Pesquisas que ampliam o olhar sobre as violências 

Ao longo do mês, a série reunirá ainda entrevistas com pesquisadoras que investigam diferentes contextos em que a violência contra as mulheres se manifesta, entre elas, as pesquisas: 

Mulheres e migrações – sob a coordenação da pesquisadora Cristiane Andrade; 

Violência entre mulheres rurais – sob a coordenação da pesquisadora Liana Pinto; 

Violência política de gênero – sob a coordenação da pesquisadora Vera Marques; 

Mulheres, interseccionalidade e feminismos na América Latina e Caribe – sob a coordenação da pesquisadora Valéria Castro. 

Os temas buscam evidenciar como fatores como raça, território, classe social, migração e participação política atravessam as experiências de violência e vulnerabilidade, exigindo respostas integradas da saúde pública, da ciência e das políticas sociais. 

Um posicionamento institucional pela vida das mulheres 

A série também dialoga com o posicionamento público divulgado pela ENSP/Fiocruz no dia 8 de março, que reafirma o compromisso da instituição com o enfrentamento da violência contra as mulheres e convoca a sociedade – especialmente os homens – a romper com a cultura de violência. 

Leia aqui: 8 DE MARÇO | Todos juntos por todas! 

Na nota, a Escola destaca que as múltiplas violências que atingem as mulheres derivam de uma cultura misógina, machista e patriarcal, que impacta com ainda mais força mulheres negras, indígenas, trans, pobres e periféricas. 
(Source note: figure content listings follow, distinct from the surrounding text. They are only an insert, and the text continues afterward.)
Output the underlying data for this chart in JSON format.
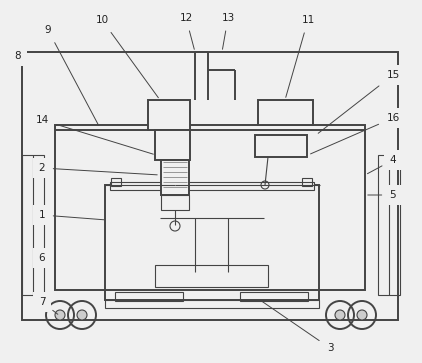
{
  "bg_color": "#f0f0f0",
  "line_color": "#444444",
  "lw_main": 1.4,
  "lw_thin": 0.8,
  "lw_label": 0.7,
  "label_fontsize": 7.5,
  "label_color": "#222222"
}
O posicionamento também converge com a Carta Manifesto do Coletivo de Mulheres da Fiocruz, divulgada no mesmo período. O documento alerta para o crescimento da violência de gênero no país e reafirma a necessidade de fortalecer ações institucionais e políticas públicas que enfrentem o machismo, o racismo e as desigualdades estruturais.  
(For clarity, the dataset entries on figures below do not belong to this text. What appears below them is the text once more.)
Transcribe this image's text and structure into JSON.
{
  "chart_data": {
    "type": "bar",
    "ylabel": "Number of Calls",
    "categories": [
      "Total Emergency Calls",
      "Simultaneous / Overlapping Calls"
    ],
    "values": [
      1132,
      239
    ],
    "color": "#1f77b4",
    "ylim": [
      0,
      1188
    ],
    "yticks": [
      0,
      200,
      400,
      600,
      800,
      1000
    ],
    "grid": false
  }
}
Ciência, saúde pública e compromisso com a transformação social 

Como instituição estratégica de Estado, a ENSP/Fiocruz reforça que produzir conhecimento sobre as violências de gênero é parte fundamental do compromisso da saúde coletiva com a defesa da vida e da dignidade das mulheres. 

Ao longo do mês, o 'Informe ENSP' publicará novos episódios da série, acompanhados de vídeos com as pesquisadoras, ampliando o alcance dessas reflexões e fortalecendo o diálogo entre ciência, sociedade e políticas públicas.

A iniciativa também permanece aberta à incorporação de outras pesquisas desenvolvidas na ENSP sobre o tema. Pesquisadoras e pesquisadores interessados em contribuir com sugestões de pautas podem entrar em contato com a equipe de jornalismo do ‘Informe ENSP’ pelo e-mail informe.ensp@fiocruz.br. A proposta é ampliar a visibilidade da diversidade de estudos produzidos na Escola que investigam as múltiplas dimensões das violências de gênero e seus impactos na saúde pública. 

“Dar visibilidade à produção científica sobre violência de gênero é também fortalecer a luta por uma sociedade mais justa, onde mulheres possam viver com dignidade, liberdade e segurança”, reforça a direção da Escola.  

Basta de violência contra as mulheres. Queremos mulheres vivas e seguras. Feminicídio zero. Todos juntos por todas.